O Rato

 — Ali, embaixo da geladeira! —  gritou a mãe, com a vassoura em punho.
 — Toma! Toma! — berrou o pai, apertando o spray de um fortíssimo inseticida.
 — É grande? — perguntou o filho, sem muito interesse.
 — É, é deste tamanho — respondeu o pai, indicando com as mãos – É rato de esgoto.
 — Cadê o gato? —  perguntou a mãe — Aquele preguiçoso não serve pra nada.
 — A água já tá “frevendo”, dona Rose — disse a doméstica.
 — Tô vendo o rato —  falou o pai, ajoelhado, segurando uma lanterna — Joga essa água aqui, Raimunda!
 — Pára de apertar o spray, Aderbaldo. É pra matar só o rato! — gritou a mãe.
 — Cuidado, dona Rose, a água tá “frevida” —  disse a doméstica, segurando a pesada panela.
 — Ô, menina, onde é que tu anda com a cabeça, hein? Quase queimou meu braço. Parece que tá com o Diabo no corpo! — berrou a mãe — Me dá isso aqui.
 — Cuidado com o motor da geladeira, mulher. A gente ainda nem acabou de pagar a última prestação.
 — Deixa que eu sei o que eu faço, Aderbaldo. E pára de apertar esse maldito spray!
 — Alagou tudo e nada de rato. O bicho parece que some! — reclamou o pai.
 — Será que ele entrou na geladeira? — perguntou a doméstica.
 — Se entrou, vai quebrar a cara. Não tem nada! — respondeu rindo a filha.
 — Olha lá o rato, passou pra lá, tá de baixo do fogão — gritou a mãe.
 — Vou ligar o forno, quero ver se ele não sai — falou o pai.
 — Seu Aderbaldo, não vai dar não, acabou o gás — disse a doméstica.
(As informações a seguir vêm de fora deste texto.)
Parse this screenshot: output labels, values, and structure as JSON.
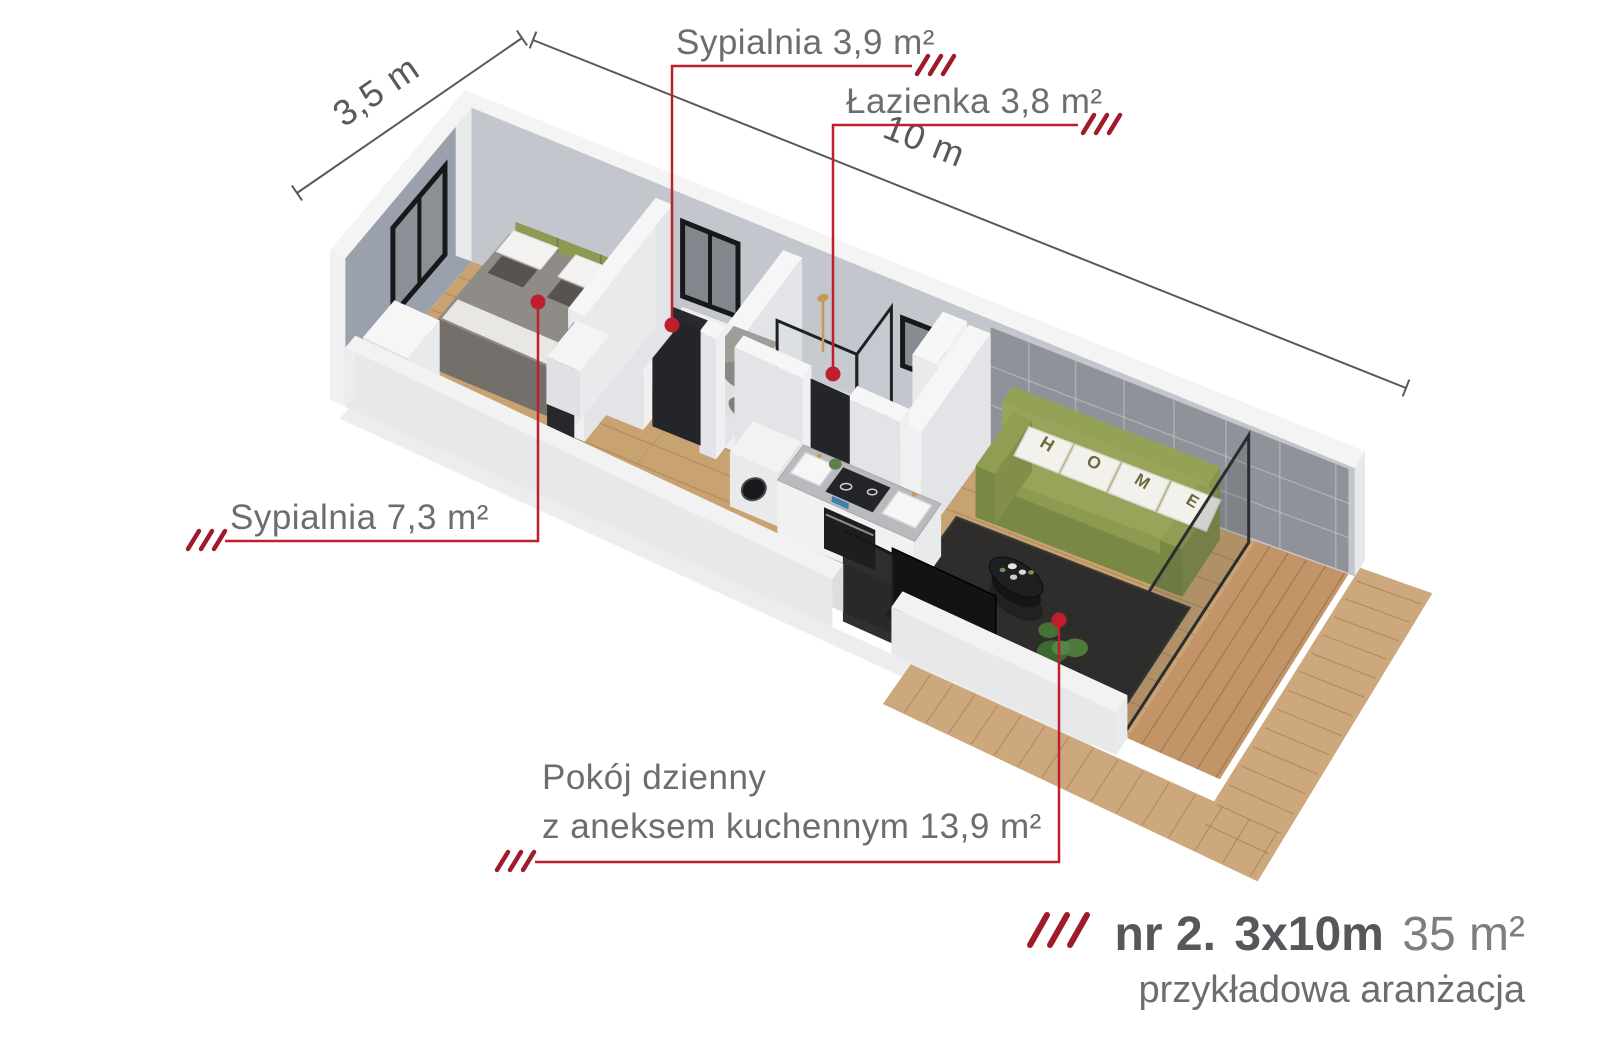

 — Se eu não arranjar um emprego logo, a coisa vai ficar braba — disse o pai.
 — Já tá, Aderbaldo, já tá — respondeu a mãe — a Raimunda tá há dois meses sem receber salário, hoje disseram que vão cortar a luz...
 — Eu sei, eu sei... Quer saber de uma coisa, eu vou é dormir. Minhas costas já estão doendo e tenho que acordar cedo. Amanhã eu compro veneno pra rato no mercado.
 — Com que dinheiro?
 — Eu empresto — respondeu a doméstica — eu tenho um dinheirinho guardado.
 — Então está resolvido —  apressou-se o pai — Amanhã é outro dia, e seja o que Deus quiser!

A família foi dormir, todos exaustos da inglória batalha. Ouviram a noite toda os grunhidos da ratazana. Tentaram esquecer o barulho, as contas de água e de luz, as humilhações e, principalmente, os apelos do estômago.